There is no RIGHT time for that kind of thing. I've been dating my guy for maybe a month now. He isn't officially my bf, but there is no one else I'm involved with. I had sex with him the second week of dating him, it sounds stupid and irresponsible, but it FELT right to do it at that moment. Do I wish we waited a little longer? Yes. But I would never take it back now, it was too amazing. I was worried that because he got into my pants so soon, he would maybe lose interest in our relationship and not want to hang out with me anymore. But it's going very smoothly and there's no doubt in my mind that he really wants me because he likes me. In fact, we completely refrained from talking about sex until after we actually had sex. Now we talk about how it was, what we liked, what we could do better. I love it because being able to talk about sex has made it even better. So don't automatically think he may be up to something, I was that way too. I didn't agree to go out with guys just because. But when he came around, I KNEW there was something about him. Follow your gut, your heart, all that stuff :) have fun, be safe. Hope this helped!

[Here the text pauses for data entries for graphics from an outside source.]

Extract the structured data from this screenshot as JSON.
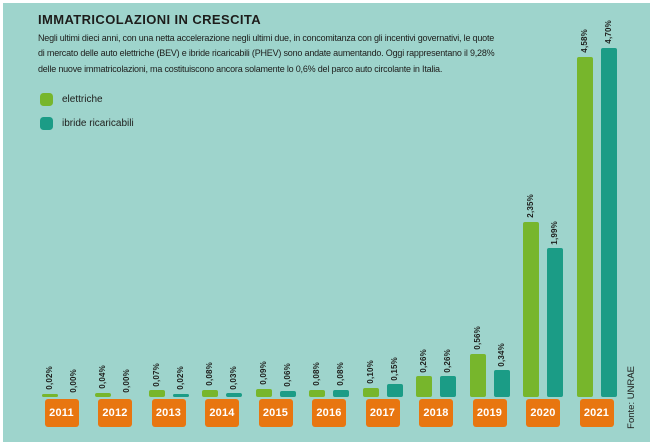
{
  "header": {
    "title": "IMMATRICOLAZIONI IN CRESCITA",
    "description_lines": [
      "Negli ultimi dieci anni, con una netta accelerazione negli ultimi due, in concomitanza con gli incentivi governativi, le quote",
      "di mercato delle auto elettriche (BEV) e ibride ricaricabili (PHEV) sono andate aumentando. Oggi rappresentano il 9,28%",
      "delle nuove immatricolazioni, ma costituiscono ancora solamente lo 0,6% del parco auto circolante in Italia."
    ]
  },
  "legend": [
    {
      "label": "elettriche",
      "color": "#77B62C",
      "icon": "green-square-swatch"
    },
    {
      "label": "ibride ricaricabili",
      "color": "#1B9C86",
      "icon": "teal-square-swatch"
    }
  ],
  "source": {
    "label": "Fonte: UNRAE"
  },
  "colors": {
    "background": "#9ED4CC",
    "frame": "#FFFFFF",
    "text": "#1D1D1B",
    "year_badge": "#E87610",
    "year_badge_text": "#FFFFFF",
    "electric_green": "#77B62C",
    "hybrid_teal": "#1B9C86"
  },
  "chart_data": {
    "type": "bar",
    "title": "IMMATRICOLAZIONI IN CRESCITA",
    "unit": "%",
    "categories": [
      "2011",
      "2012",
      "2013",
      "2014",
      "2015",
      "2016",
      "2017",
      "2018",
      "2019",
      "2020",
      "2021"
    ],
    "series": [
      {
        "name": "elettriche",
        "color": "#77B62C",
        "values": [
          0.02,
          0.04,
          0.07,
          0.08,
          0.09,
          0.08,
          0.1,
          0.26,
          0.56,
          2.35,
          4.58
        ],
        "labels": [
          "0,02%",
          "0,04%",
          "0,07%",
          "0,08%",
          "0,09%",
          "0,08%",
          "0,10%",
          "0,26%",
          "0,56%",
          "2,35%",
          "4,58%"
        ]
      },
      {
        "name": "ibride ricaricabili",
        "color": "#1B9C86",
        "values": [
          0.0,
          0.0,
          0.02,
          0.03,
          0.06,
          0.08,
          0.15,
          0.26,
          0.34,
          1.99,
          4.7
        ],
        "labels": [
          "0,00%",
          "0,00%",
          "0,02%",
          "0,03%",
          "0,06%",
          "0,08%",
          "0,15%",
          "0,26%",
          "0,34%",
          "1,99%",
          "4,70%"
        ]
      }
    ],
    "ylim": [
      0,
      5
    ],
    "grid": false,
    "axes_shown": false,
    "legend_position": "top-left",
    "value_labels": "rotated-90-above-bars",
    "source": "Fonte: UNRAE"
  }
}
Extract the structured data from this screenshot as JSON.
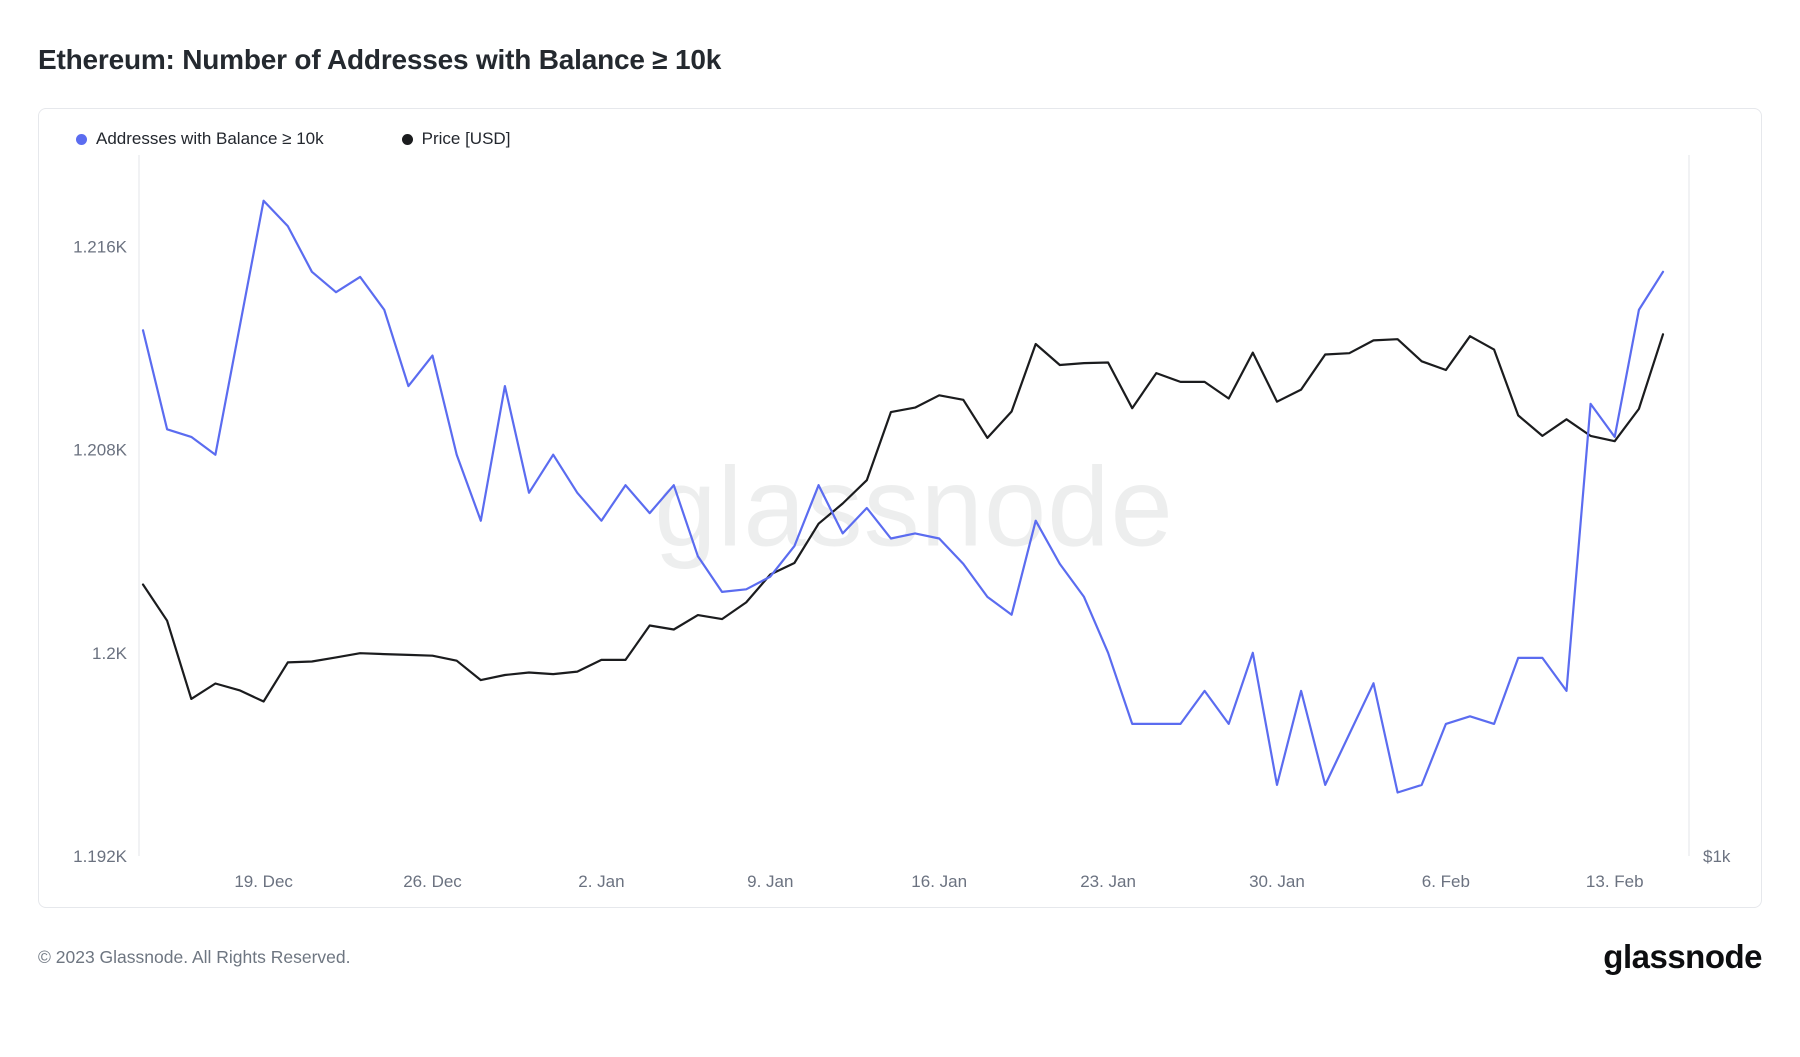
{
  "page": {
    "title": "Ethereum: Number of Addresses with Balance ≥ 10k",
    "watermark": "glassnode",
    "footer": {
      "copyright": "© 2023 Glassnode. All Rights Reserved.",
      "brand": "glassnode"
    }
  },
  "legend": {
    "items": [
      {
        "label": "Addresses with Balance ≥ 10k",
        "color": "#5b6cf0"
      },
      {
        "label": "Price [USD]",
        "color": "#1b1c1e"
      }
    ]
  },
  "chart_data": {
    "type": "line",
    "title": "Ethereum: Number of Addresses with Balance ≥ 10k",
    "grid": false,
    "legend_position": "top-left",
    "x": [
      "2022-12-14",
      "2022-12-15",
      "2022-12-16",
      "2022-12-17",
      "2022-12-18",
      "2022-12-19",
      "2022-12-20",
      "2022-12-21",
      "2022-12-22",
      "2022-12-23",
      "2022-12-24",
      "2022-12-25",
      "2022-12-26",
      "2022-12-27",
      "2022-12-28",
      "2022-12-29",
      "2022-12-30",
      "2022-12-31",
      "2023-01-01",
      "2023-01-02",
      "2023-01-03",
      "2023-01-04",
      "2023-01-05",
      "2023-01-06",
      "2023-01-07",
      "2023-01-08",
      "2023-01-09",
      "2023-01-10",
      "2023-01-11",
      "2023-01-12",
      "2023-01-13",
      "2023-01-14",
      "2023-01-15",
      "2023-01-16",
      "2023-01-17",
      "2023-01-18",
      "2023-01-19",
      "2023-01-20",
      "2023-01-21",
      "2023-01-22",
      "2023-01-23",
      "2023-01-24",
      "2023-01-25",
      "2023-01-26",
      "2023-01-27",
      "2023-01-28",
      "2023-01-29",
      "2023-01-30",
      "2023-01-31",
      "2023-02-01",
      "2023-02-02",
      "2023-02-03",
      "2023-02-04",
      "2023-02-05",
      "2023-02-06",
      "2023-02-07",
      "2023-02-08",
      "2023-02-09",
      "2023-02-10",
      "2023-02-11",
      "2023-02-12",
      "2023-02-13",
      "2023-02-14",
      "2023-02-15"
    ],
    "series": [
      {
        "name": "Addresses with Balance ≥ 10k",
        "axis": "left",
        "unit": "K addresses",
        "color": "#5b6cf0",
        "values": [
          1.2127,
          1.2088,
          1.2085,
          1.2078,
          1.2128,
          1.2178,
          1.2168,
          1.215,
          1.2142,
          1.2148,
          1.2135,
          1.2105,
          1.2117,
          1.2078,
          1.2052,
          1.2105,
          1.2063,
          1.2078,
          1.2063,
          1.2052,
          1.2066,
          1.2055,
          1.2066,
          1.2038,
          1.2024,
          1.2025,
          1.203,
          1.2042,
          1.2066,
          1.2047,
          1.2057,
          1.2045,
          1.2047,
          1.2045,
          1.2035,
          1.2022,
          1.2015,
          1.2052,
          1.2035,
          1.2022,
          1.2,
          1.1972,
          1.1972,
          1.1972,
          1.1985,
          1.1972,
          1.2,
          1.1948,
          1.1985,
          1.1948,
          1.1968,
          1.1988,
          1.1945,
          1.1948,
          1.1972,
          1.1975,
          1.1972,
          1.1998,
          1.1998,
          1.1985,
          1.2098,
          1.2085,
          1.2135,
          1.215
        ]
      },
      {
        "name": "Price [USD]",
        "axis": "right",
        "unit": "USD",
        "color": "#1b1c1e",
        "values": [
          1308,
          1262,
          1168,
          1186,
          1178,
          1165,
          1211,
          1212,
          1217,
          1222,
          1221,
          1220,
          1219,
          1213,
          1190,
          1196,
          1199,
          1197,
          1200,
          1214,
          1214,
          1256,
          1251,
          1269,
          1264,
          1285,
          1321,
          1336,
          1389,
          1417,
          1450,
          1551,
          1558,
          1577,
          1570,
          1512,
          1552,
          1659,
          1625,
          1628,
          1629,
          1557,
          1612,
          1598,
          1598,
          1572,
          1645,
          1567,
          1586,
          1642,
          1644,
          1665,
          1667,
          1631,
          1617,
          1672,
          1650,
          1546,
          1515,
          1540,
          1515,
          1507,
          1556,
          1675
        ]
      }
    ],
    "left_axis": {
      "scale": "linear",
      "range": [
        1.192,
        1.2196
      ],
      "ticks": [
        {
          "value": 1.216,
          "label": "1.216K"
        },
        {
          "value": 1.208,
          "label": "1.208K"
        },
        {
          "value": 1.2,
          "label": "1.2K"
        },
        {
          "value": 1.192,
          "label": "1.192K"
        }
      ]
    },
    "right_axis": {
      "scale": "log",
      "range": [
        1000,
        2000
      ],
      "ticks": [
        {
          "value": 1000,
          "label": "$1k"
        }
      ]
    },
    "x_ticks": [
      {
        "index": 5,
        "label": "19. Dec"
      },
      {
        "index": 12,
        "label": "26. Dec"
      },
      {
        "index": 19,
        "label": "2. Jan"
      },
      {
        "index": 26,
        "label": "9. Jan"
      },
      {
        "index": 33,
        "label": "16. Jan"
      },
      {
        "index": 40,
        "label": "23. Jan"
      },
      {
        "index": 47,
        "label": "30. Jan"
      },
      {
        "index": 54,
        "label": "6. Feb"
      },
      {
        "index": 61,
        "label": "13. Feb"
      }
    ]
  }
}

The good ones take a real interest in you, in your opinions, your activities, your friends and family, etc. They are not so focused just on the physical but relate to you all over as a real person, not some means to get their sexual needs met. Try going out with them for a while, several weeks, with no sexual stuff, and see what happens - are they still there for you or did they realize they're not going to get the quick sexual thrill they were only seeking?
the good ones are interested in you and take an interest in the things you do and the ones who only want to get in your pants don't really care about you and seem to talk and have sex with you alot.
you tell the good guys by listening to their behavior.
for example, a guy who wants to get in your pants will _say_ with words that he wants a serious commitment, that he respects how you want to move slowly. but his _behavior_ will say that he's always pressuring you to get physical, to come back to his place, to prove that you care about him.
there are things you can do to test a guy's interest level. most female "tests" for guys actually backfire and make things worse because there's no real plan. here are two tests that actually filter guys based on the guy's _behavior_.
1. you go on scheduled DATES with him. you _insist_ on scheduled DATES with him. this means no "hanging out" and playing video game or watching DVDs. "hanging out" is often an excuse to get on the sofa next to you so he can make a move.
2. you plan one DATE and he plans the next. but the secret is that you can't tell each other what you're doing ahead of time, and you have to do a new activity, event or location on each DATE. this is a way to see what his hobbies are, and to see his behavior in different settings. this method proves that you're willing to put in some effort towards the relationship.
Well, if he actually does get in your pants, then I think we can say that that counts as proof positive.
I think you should be with them for a few months before you even think of doing anything physically. If they wait that long then they're a good guy, if they don't then its obvious they only wanted one thing.
Go on a date with them. It'll be pretty obvious if you get along. If you do, they like you.
It may be hard to tell so go SLOWLY. See if he hangs around & continues to be nice & treats you with respect.
There is no time frame on giving it up. Do it only when you are ready & feel comfortable.
There are also plenty of other things that you can do.